Consider the following case:
Over the summer, David Corn at Mother Jones published an investigative piece about a conservative insider group named Groundswell. Groundswell included in-person meetings and a Google-Group that tea party activists, think tankers, conservative media journalist/activists, and government staffers used to discuss strategy and coordinate messaging. In essence, it was yet another “journolist” for the right (and, as such, it received basically zero public outrage …as David Weigel puts it “conservative news outlets talking to conservatives on background? Who didn’t figure this was happening anyway?”).
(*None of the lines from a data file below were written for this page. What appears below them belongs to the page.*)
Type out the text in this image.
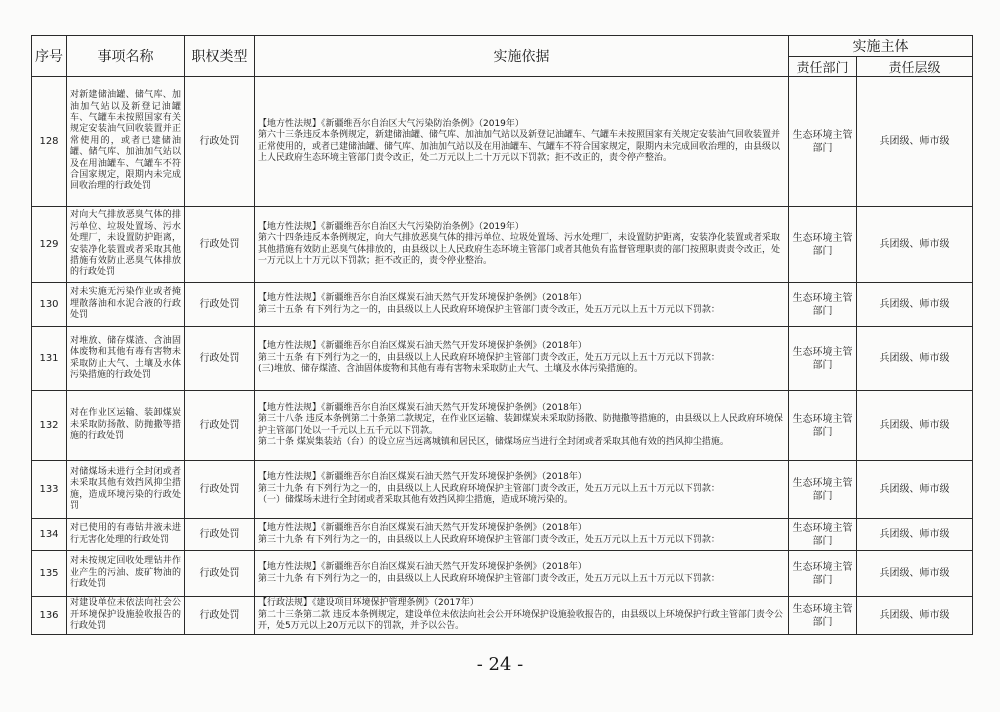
序号	事项名称	职权类型	实施依据	实施主体	
				责任部门	责任层级
128	对新建储油罐、储气库、加油加气站以及新登记油罐车、气罐车未按照国家有关规定安装油气回收装置并正常使用的，或者已建储油罐、储气库、加油加气站以及在用油罐车、气罐车不符合国家规定，限期内未完成回收治理的行政处罚	行政处罚	【地方性法规】《新疆维吾尔自治区大气污染防治条例》（2019年）
第六十三条违反本条例规定，新建储油罐、储气库、加油加气站以及新登记油罐车、气罐车未按照国家有关规定安装油气回收装置并正常使用的，或者已建储油罐、储气库、加油加气站以及在用油罐车、气罐车不符合国家规定，限期内未完成回收治理的，由县级以上人民政府生态环境主管部门责令改正，处二万元以上二十万元以下罚款；拒不改正的，责令停产整治。	生态环境主管部门	兵团级、师市级
129	对向大气排放恶臭气体的排污单位、垃圾处置场、污水处理厂，未设置防护距离，安装净化装置或者采取其他措施有效防止恶臭气体排放的行政处罚	行政处罚	【地方性法规】《新疆维吾尔自治区大气污染防治条例》（2019年）
第六十四条违反本条例规定，向大气排放恶臭气体的排污单位、垃圾处置场、污水处理厂，未设置防护距离，安装净化装置或者采取其他措施有效防止恶臭气体排放的，由县级以上人民政府生态环境主管部门或者其他负有监督管理职责的部门按照职责责令改正，处一万元以上十万元以下罚款；拒不改正的，责令停业整治。	生态环境主管部门	兵团级、师市级
130	对未实施无污染作业或者掩埋散落油和水泥合液的行政处罚	行政处罚	【地方性法规】《新疆维吾尔自治区煤炭石油天然气开发环境保护条例》（2018年）
第三十五条 有下列行为之一的，由县级以上人民政府环境保护主管部门责令改正，处五万元以上五十万元以下罚款：	生态环境主管部门	兵团级、师市级
131	对堆放、储存煤渣、含油固体废物和其他有毒有害物未采取防止大气、土壤及水体污染措施的行政处罚	行政处罚	【地方性法规】《新疆维吾尔自治区煤炭石油天然气开发环境保护条例》（2018年）
第三十五条 有下列行为之一的，由县级以上人民政府环境保护主管部门责令改正，处五万元以上五十万元以下罚款：
(三)堆放、储存煤渣、含油固体废物和其他有毒有害物未采取防止大气、土壤及水体污染措施的。	生态环境主管部门	兵团级、师市级
132	对在作业区运输、装卸煤炭未采取防扬散、防抛撒等措施的行政处罚	行政处罚	【地方性法规】《新疆维吾尔自治区煤炭石油天然气开发环境保护条例》（2018年）
第三十八条 违反本条例第二十条第二款规定，在作业区运输、装卸煤炭未采取防扬散、防抛撒等措施的，由县级以上人民政府环境保护主管部门处以一千元以上五千元以下罚款。
第二十条 煤炭集装站（台）的设立应当远离城镇和居民区，储煤场应当进行全封闭或者采取其他有效的挡风抑尘措施。	生态环境主管部门	兵团级、师市级
133	对储煤场未进行全封闭或者未采取其他有效挡风抑尘措施，造成环境污染的行政处罚	行政处罚	【地方性法规】《新疆维吾尔自治区煤炭石油天然气开发环境保护条例》（2018年）
第三十九条 有下列行为之一的，由县级以上人民政府环境保护主管部门责令改正，处五万元以上五十万元以下罚款：
（一）储煤场未进行全封闭或者采取其他有效挡风抑尘措施，造成环境污染的。	生态环境主管部门	兵团级、师市级
134	对已使用的有毒钻井液未进行无害化处理的行政处罚	行政处罚	【地方性法规】《新疆维吾尔自治区煤炭石油天然气开发环境保护条例》（2018年）
第三十九条 有下列行为之一的，由县级以上人民政府环境保护主管部门责令改正，处五万元以上五十万元以下罚款：	生态环境主管部门	兵团级、师市级
135	对未按规定回收处理钻井作业产生的污油、废矿物油的行政处罚	行政处罚	【地方性法规】《新疆维吾尔自治区煤炭石油天然气开发环境保护条例》（2018年）
第三十九条 有下列行为之一的，由县级以上人民政府环境保护主管部门责令改正，处五万元以上五十万元以下罚款：	生态环境主管部门	兵团级、师市级
136	对建设单位未依法向社会公开环境保护设施验收报告的行政处罚	行政处罚	【行政法规】《建设项目环境保护管理条例》（2017年）
第二十三条第二款 违反本条例规定，建设单位未依法向社会公开环境保护设施验收报告的，由县级以上环境保护行政主管部门责令公开，处5万元以上20万元以下的罚款，并予以公告。	生态环境主管部门	兵团级、师市级
- 24 -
Weigel calls out the following passage from Corn’s reporting:
At the March 27 meeting, Groundswell participants discussed one multipurpose theme they had been deploying for weeks to bash the president on a variety of fronts, including immigration reform and the sequester: Obama places “politics over public safety.” In a display of Groundswell’s message-syncing, members of the group repeatedly flogged this phrase in public. Frank Gaffney penned a Washington Times op-ed titled “Putting Politics Over Public Safety.” Tom Fitton headlined a Judicial Watch weekly update “Politics over Public Safety: More Illegal Alien Criminals Released by Obama Administration.” Peter List, editor of LaborUnionReport.com, authored a RedState.com post called “Obama’s Machiavellian Sequestration Pain Game: Putting Politics Over Public Safety.” Matthew Boyle used the phrase in an immigration-related article for Breitbart. And Dan Bongino promoted Boyle’s story on Twitter by tweeting, “Politics over public safety?” In a message to Groundswellers, Ginni Thomas awarded “brownie points” to Fitton, Gaffney, and other members for promoting the “politics over public safety” riff.
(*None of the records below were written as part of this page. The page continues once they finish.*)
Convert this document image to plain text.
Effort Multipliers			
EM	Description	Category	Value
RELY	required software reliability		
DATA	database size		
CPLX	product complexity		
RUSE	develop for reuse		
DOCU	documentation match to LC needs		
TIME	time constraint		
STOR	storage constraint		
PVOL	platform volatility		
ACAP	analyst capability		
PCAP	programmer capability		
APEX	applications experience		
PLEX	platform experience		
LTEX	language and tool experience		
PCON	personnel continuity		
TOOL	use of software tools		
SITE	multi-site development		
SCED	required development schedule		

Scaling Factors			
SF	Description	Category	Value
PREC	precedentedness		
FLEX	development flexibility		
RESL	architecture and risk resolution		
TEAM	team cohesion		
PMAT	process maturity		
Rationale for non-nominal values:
The reason this passage is noteworthy is that it reveals an underlying flaw in virtually every academic study of online information diffusion.
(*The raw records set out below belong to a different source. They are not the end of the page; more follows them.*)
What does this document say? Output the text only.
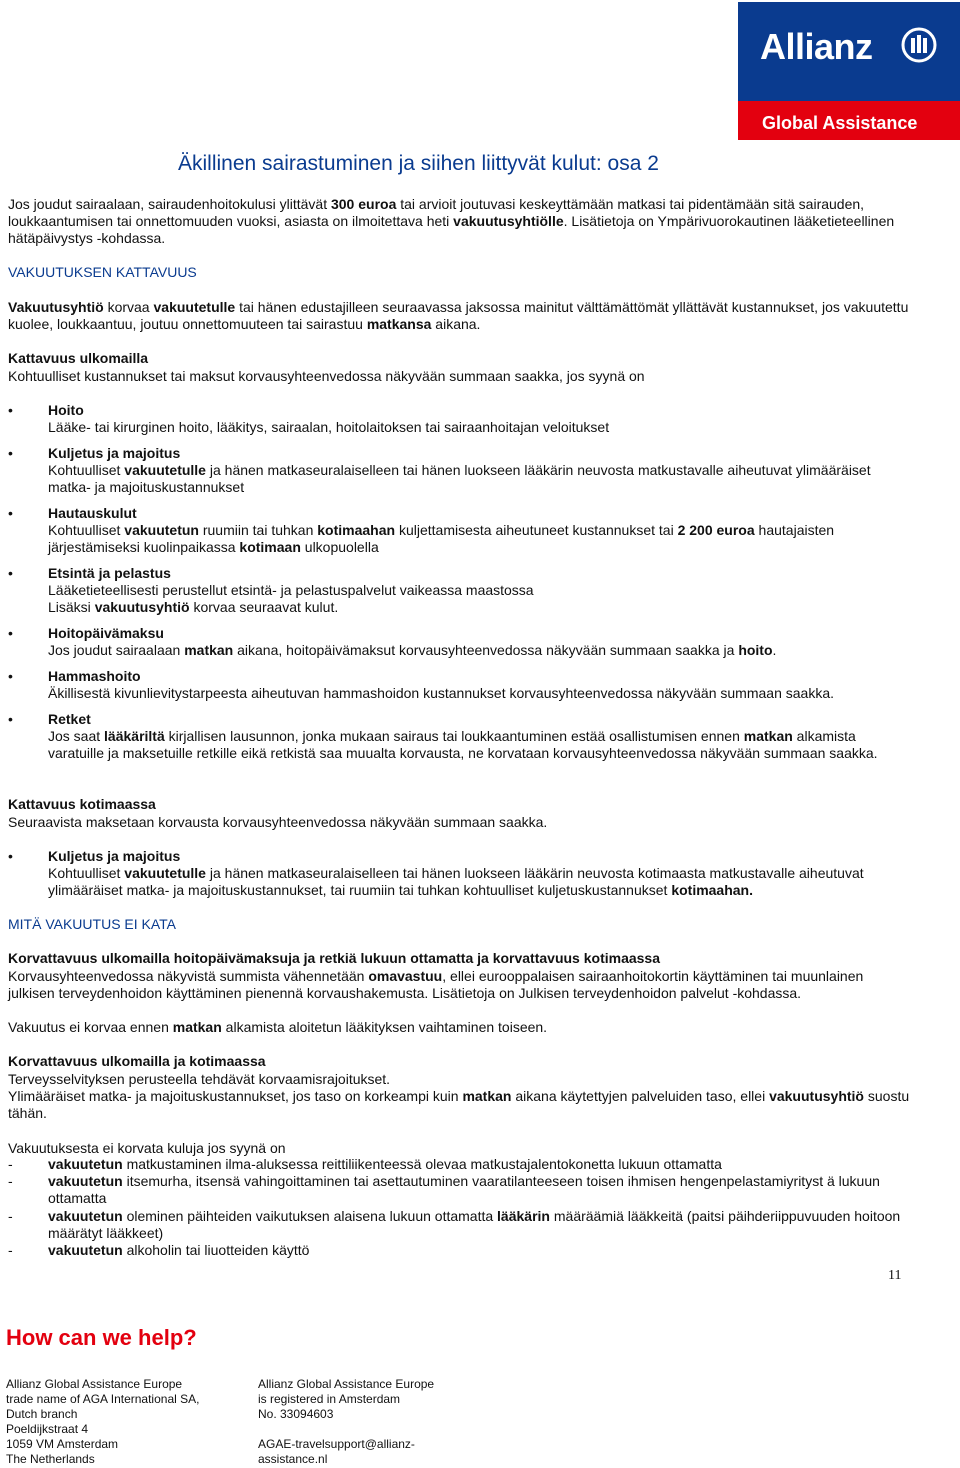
Allianz
Global Assistance
Äkillinen sairastuminen ja siihen liittyvät kulut: osa 2
Jos joudut sairaalaan, sairaudenhoitokulusi ylittävät 300 euroa tai arvioit joutuvasi keskeyttämään matkasi tai pidentämään sitä sairauden, loukkaantumisen tai onnettomuuden vuoksi, asiasta on ilmoitettava heti vakuutusyhtiölle. Lisätietoja on Ympärivuorokautinen lääketieteellinen hätäpäivystys -kohdassa.
VAKUUTUKSEN KATTAVUUS
Vakuutusyhtiö korvaa vakuutetulle tai hänen edustajilleen seuraavassa jaksossa mainitut välttämättömät yllättävät kustannukset, jos vakuutettu kuolee, loukkaantuu, joutuu onnettomuuteen tai sairastuu matkansa aikana.
Kattavuus ulkomailla
Kohtuulliset kustannukset tai maksut korvausyhteenvedossa näkyvään summaan saakka, jos syynä on
•	Hoito
Lääke- tai kirurginen hoito, lääkitys, sairaalan, hoitolaitoksen tai sairaanhoitajan veloitukset
•	Kuljetus ja majoitus
Kohtuulliset vakuutetulle ja hänen matkaseuralaiselleen tai hänen luokseen lääkärin neuvosta matkustavalle aiheutuvat ylimääräiset matka- ja majoituskustannukset
•	Hautauskulut
Kohtuulliset vakuutetun ruumiin tai tuhkan kotimaahan kuljettamisesta aiheutuneet kustannukset tai 2 200 euroa hautajaisten järjestämiseksi kuolinpaikassa kotimaan ulkopuolella
•	Etsintä ja pelastus
Lääketieteellisesti perustellut etsintä- ja pelastuspalvelut vaikeassa maastossa
Lisäksi vakuutusyhtiö korvaa seuraavat kulut.
•	Hoitopäivämaksu
Jos joudut sairaalaan matkan aikana, hoitopäivämaksut korvausyhteenvedossa näkyvään summaan saakka ja hoito.
•	Hammashoito
Äkillisestä kivunlievitystarpeesta aiheutuvan hammashoidon kustannukset korvausyhteenvedossa näkyvään summaan saakka.
•	Retket
Jos saat lääkäriltä kirjallisen lausunnon, jonka mukaan sairaus tai loukkaantuminen estää osallistumisen ennen matkan alkamista varatuille ja maksetuille retkille eikä retkistä saa muualta korvausta, ne korvataan korvausyhteenvedossa näkyvään summaan saakka.
Kattavuus kotimaassa
Seuraavista maksetaan korvausta korvausyhteenvedossa näkyvään summaan saakka.
•	Kuljetus ja majoitus
Kohtuulliset vakuutetulle ja hänen matkaseuralaiselleen tai hänen luokseen lääkärin neuvosta kotimaasta matkustavalle aiheutuvat ylimääräiset matka- ja majoituskustannukset, tai ruumiin tai tuhkan kohtuulliset kuljetuskustannukset kotimaahan.
MITÄ VAKUUTUS EI KATA
Korvattavuus ulkomailla hoitopäivämaksuja ja retkiä lukuun ottamatta ja korvattavuus kotimaassa
Korvausyhteenvedossa näkyvistä summista vähennetään omavastuu, ellei eurooppalaisen sairaanhoitokortin käyttäminen tai muunlainen julkisen terveydenhoidon käyttäminen pienennä korvaushakemusta. Lisätietoja on Julkisen terveydenhoidon palvelut -kohdassa.
Vakuutus ei korvaa ennen matkan alkamista aloitetun lääkityksen vaihtaminen toiseen.
Korvattavuus ulkomailla ja kotimaassa
Terveysselvityksen perusteella tehdävät korvaamisrajoitukset.
Ylimääräiset matka- ja majoituskustannukset, jos taso on korkeampi kuin matkan aikana käytettyjen palveluiden taso, ellei vakuutusyhtiö suostu tähän.
Vakuutuksesta ei korvata kuluja jos syynä on
-	vakuutetun matkustaminen ilma-aluksessa reittiliikenteessä olevaa matkustajalentokonetta lukuun ottamatta
-	vakuutetun itsemurha, itsensä vahingoittaminen tai asettautuminen vaaratilanteeseen toisen ihmisen hengenpelastamiyrityst ä lukuun ottamatta
-	vakuutetun oleminen päihteiden vaikutuksen alaisena lukuun ottamatta lääkärin määräämiä lääkkeitä (paitsi päihderiippuvuuden hoitoon määrätyt lääkkeet)
-	vakuutetun alkoholin tai liuotteiden käyttö
11
How can we help?
Allianz Global Assistance Europe
trade name of AGA International SA,
Dutch branch
Poeldijkstraat 4
1059 VM Amsterdam
The Netherlands
Allianz Global Assistance Europe
is registered in Amsterdam
No. 33094603

AGAE-travelsupport@allianz-
assistance.nl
Imagine if you were conducting a study of how the “politics over public safety” meme diffused through the blogosphere. You’d likely combine data from google trends, lexis-nexis, and the twitter firehose to identify instances of the phrase. You’d rely on the digital traces from social network ties and hyperlinks to identify where the phrase started and how it spread. You’d probably produce some fancy network graphs. If it’s part of a larger study, you might combine this case with several others to assess Granger causality. In the end, the data would tell a sophisticated story about what sorts of news outlets, pieces of content, or individuals in a network drive meme diffusion.
But you’d be wrong. You’d be wrong because, according to public data, it looks like the phrase diffused online from Frank Gaffney to Tom Fitton, then to Peter List, Matt Boyle, and Dan Bongino. But it actually diffused through an in-person meeting and a backchannel GoogleGroup. The public data can’t account for the hidden structure provided by offline and online-but-private communication systems.
This is a simple point, but it’s also a point that I inevitably make at every academic panel on “big data.” We, as a research community are repeatedly, comprehensively deriving incorrect conclusions. We’re able to draw upon more and more data, and we’re confusing that with comprehensive data.
Big data isn’t comprehensive data. It is systematically incomplete.